Cummins dismisses the notion that the economy remains unaffected when a restaurant or café shuts down and a similar establishment takes its place, maintaining the same number of jobs. While this may hold true in central parts of Dublin, he argues, in many rural parts of the country, the local population often struggle to find alternative employment when a local restaurant closes down.
Cummins affirms, undisputedly, that the sector has weathered substantial cost hikes recently, with escalations in food, energy, and wage outlays at a time when many are grappling with the ever-increasing cost of living. Legislative modifications such as a higher minimum wage, additional holiday benefits, along with others like automatic pension enrollment, have started to take effect and further increases are expected in the near future.

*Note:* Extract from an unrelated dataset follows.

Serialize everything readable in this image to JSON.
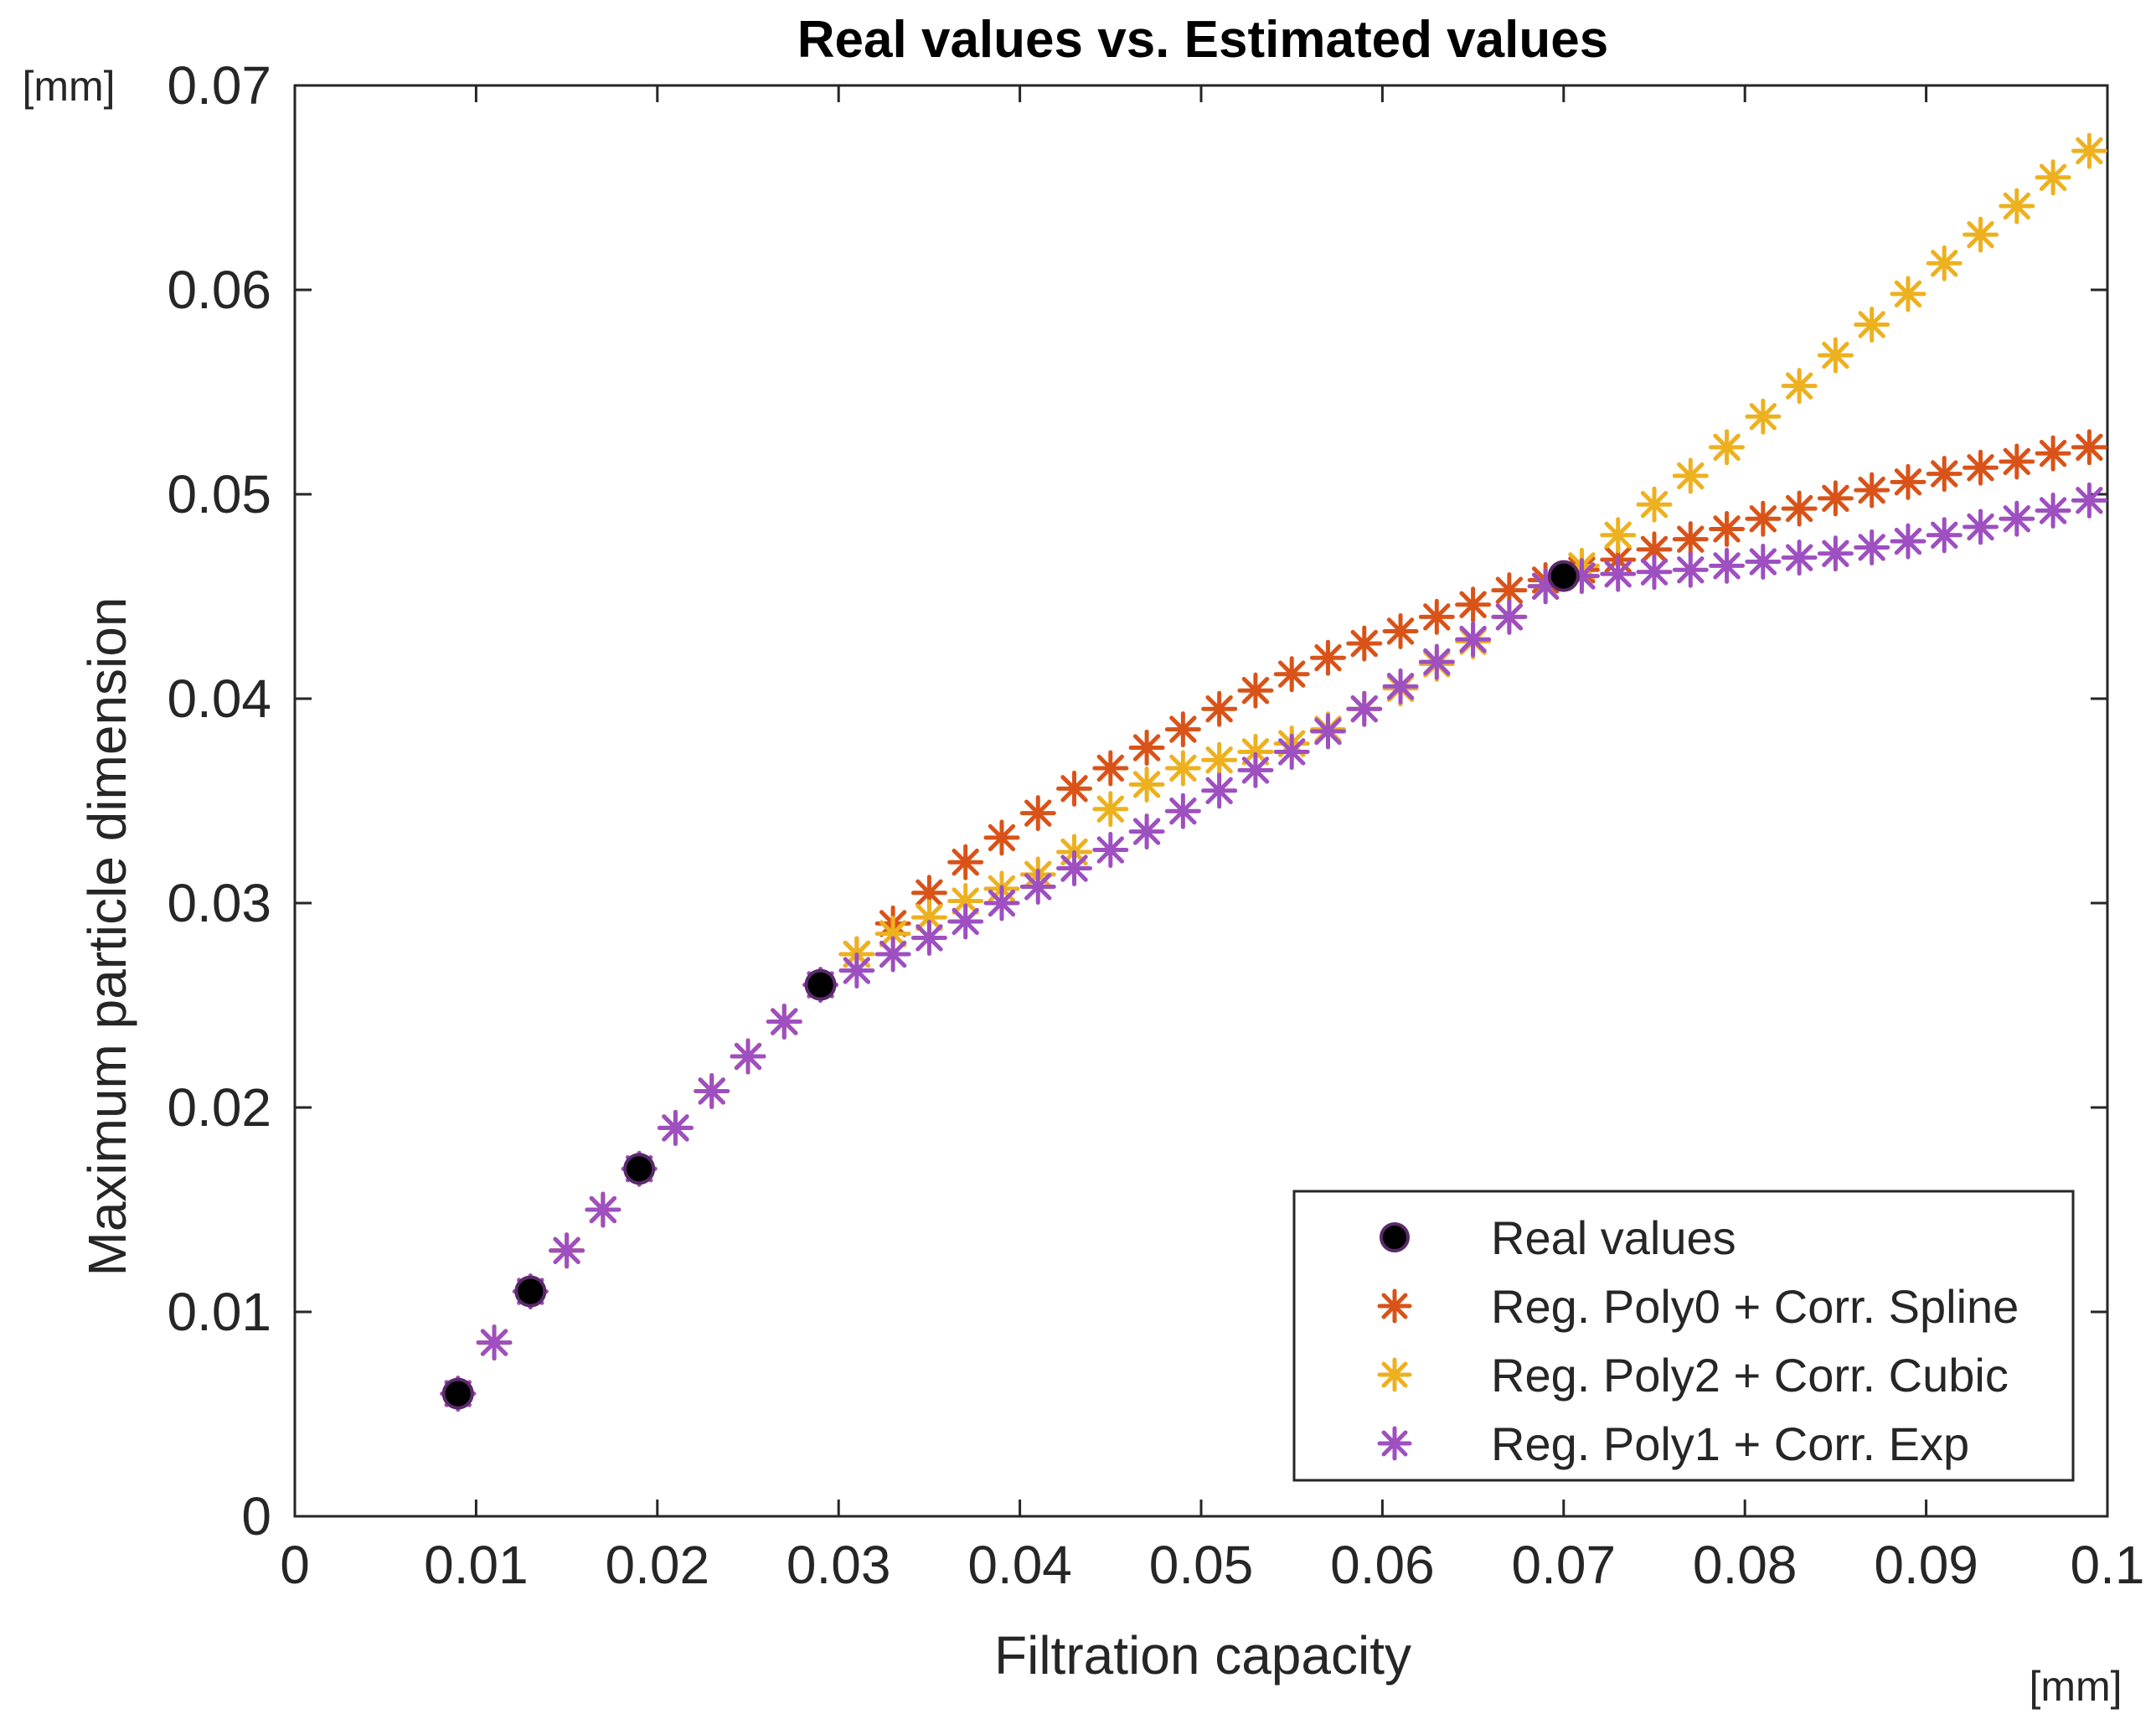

A government-backed review of the regulations calculated that by 2026, restaurants and similar businesses would face a collective cost surge of 19 per cent.
Mr Cummins expressed that the statistics imply that the government needs to intercede to prevent more business failures. Contrarily, Owen Reidy, the General Secretary of the Irish Trade Union Congress, voiced last week his support for assistance to individual struggling enterprises. However, he expressed firm objection against reinstating the 9 per cent VAT rate, considering it a universal procedure that would also advantage highly lucrative companies, including multinational chains.
Replicating in response, Mr Cummins stated that despite his support for targeted actions, RAI’s cost analysis in the sector demonstrates that out of an average €100,000 hike in costs this year for a business generating a turnover of €1 million, VAT constitutes €37,000 and wage inflation accounts for €38,000 while PRSI merely accounts for €5,000.
He stated, “In the broad scheme of things, I believe that our government is excessively extolling the rewards of a PRSI decrease for our sector. They need to realise that addressing the VAT issue is the sole game-changer for our future survival.”